Despite the ad campaigns from Apple that note all the apps available for the iPhone, as well as the ads for various Google Android-powered handsets and its apps, the truth is that most smartphone users haven’t actually wised up to what apps offer.
According to a survey that by Asknet, nearly half of respondents (45 percent) actually said they never bought an app or software for their smartphone. And 34 percent said that they opted not to do so because it wasn’t worth the time or effort. That’s not entirely surprising because until recently app set-up on mobile devices was something you’d rather have the experienced IT department do if you could! Things have gotten easier, of course, which is why it is so surprising that more users have not opted for the apps.
But the economy could be seen as a part of the factor. Of those users who did buy an app, a great majority (87 percent) said they spent less than $50 on apps in a year, and only a very small minority of 4 percent actually admitted to spending in excess of $100 on apps. Even today cost remains an issue, with more than one third (38 percent) of users saying that the costs were high, while 29 percent didn’t like the idea of using a credit card to purchase the apps. The latter is surprising given that most people feel comfortable using a credit card online.
And least you think that those were heavy business users, we should consider that the entertainment apps lead the pack. Among those who bought apps, Asknet noted:
- 61 percent bought music-related apps
- 41 percent bought games
- 35 percent bought ringtones
- 33 percent bought news
- 29 percent bought GPS or other location-based apps
- 27 percent bought business apps
These numbers are interesting. While smartphones clearly have a business use, it is surprising to see that games are at the top. But if you can already easily check e-mail, look at the Web, send instant messages and make calls – the only thing missing for a business traveler might be the ability to listen to some music or kill some time with a game. Asknet further noted that users that were asked what they would like to purchase in the future, business jumped to 51 percent while games dropped to 37 percent. GPS came in at 48 percent and music still nudged up to 63 percent. Clearly people think music on the go is the way to go.
Banned Use of Handsets Has Not Reduced Accidents
A new study released by the Highway Loss Data Institute suggests that the efforts by law makers to ban the use of handsets and other handheld devices whilst driving has not actually reduced driving-related accidents in three states or the District of Columbia. The three states were New York, Connecticut and California, and the crash rates were the same as Virginia and Maryland, two states that don’t have laws limiting use of handsets while driving.

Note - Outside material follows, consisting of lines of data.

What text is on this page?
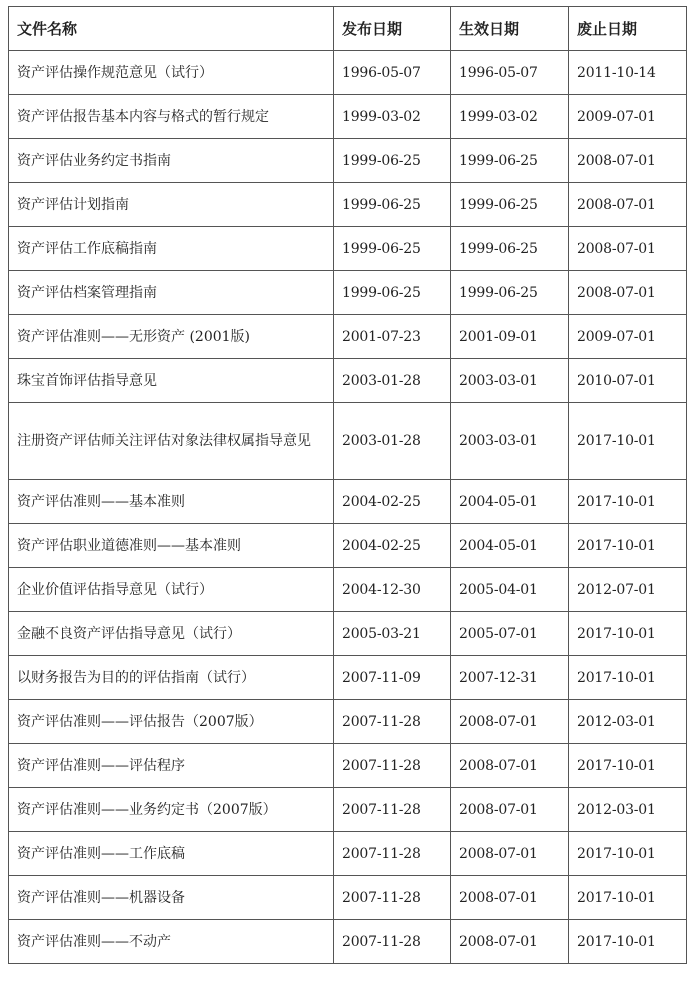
文件名称	发布日期	生效日期	废止日期
资产评估操作规范意见（试行）	1996-05-07	1996-05-07	2011-10-14
资产评估报告基本内容与格式的暂行规定	1999-03-02	1999-03-02	2009-07-01
资产评估业务约定书指南	1999-06-25	1999-06-25	2008-07-01
资产评估计划指南	1999-06-25	1999-06-25	2008-07-01
资产评估工作底稿指南	1999-06-25	1999-06-25	2008-07-01
资产评估档案管理指南	1999-06-25	1999-06-25	2008-07-01
资产评估准则——无形资产 (2001版)	2001-07-23	2001-09-01	2009-07-01
珠宝首饰评估指导意见	2003-01-28	2003-03-01	2010-07-01
注册资产评估师关注评估对象法律权属指导意见	2003-01-28	2003-03-01	2017-10-01
资产评估准则——基本准则	2004-02-25	2004-05-01	2017-10-01
资产评估职业道德准则——基本准则	2004-02-25	2004-05-01	2017-10-01
企业价值评估指导意见（试行）	2004-12-30	2005-04-01	2012-07-01
金融不良资产评估指导意见（试行）	2005-03-21	2005-07-01	2017-10-01
以财务报告为目的的评估指南（试行）	2007-11-09	2007-12-31	2017-10-01
资产评估准则——评估报告（2007版）	2007-11-28	2008-07-01	2012-03-01
资产评估准则——评估程序	2007-11-28	2008-07-01	2017-10-01
资产评估准则——业务约定书（2007版）	2007-11-28	2008-07-01	2012-03-01
资产评估准则——工作底稿	2007-11-28	2008-07-01	2017-10-01
资产评估准则——机器设备	2007-11-28	2008-07-01	2017-10-01
资产评估准则——不动产	2007-11-28	2008-07-01	2017-10-01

As a resident of New York, and a frequent traveler to California, I personally think the findings may be misleading, however. I think the simple fact is that many drivers are essentially ignoring the ban. While drivers may risk fines, in New York City it is hard to have a day go by when you don’t see someone talking on their phone while driving. It is sort of akin to speeding, people do it all the time and will continue to do so because most of the time it is easy enough to get away with, and for the most part no one thinks it is really that bad. Ask the average driver and what upsets them most about getting a ticket is that they did get a ticket – suggesting that the crime is getting caught, not the actual crime!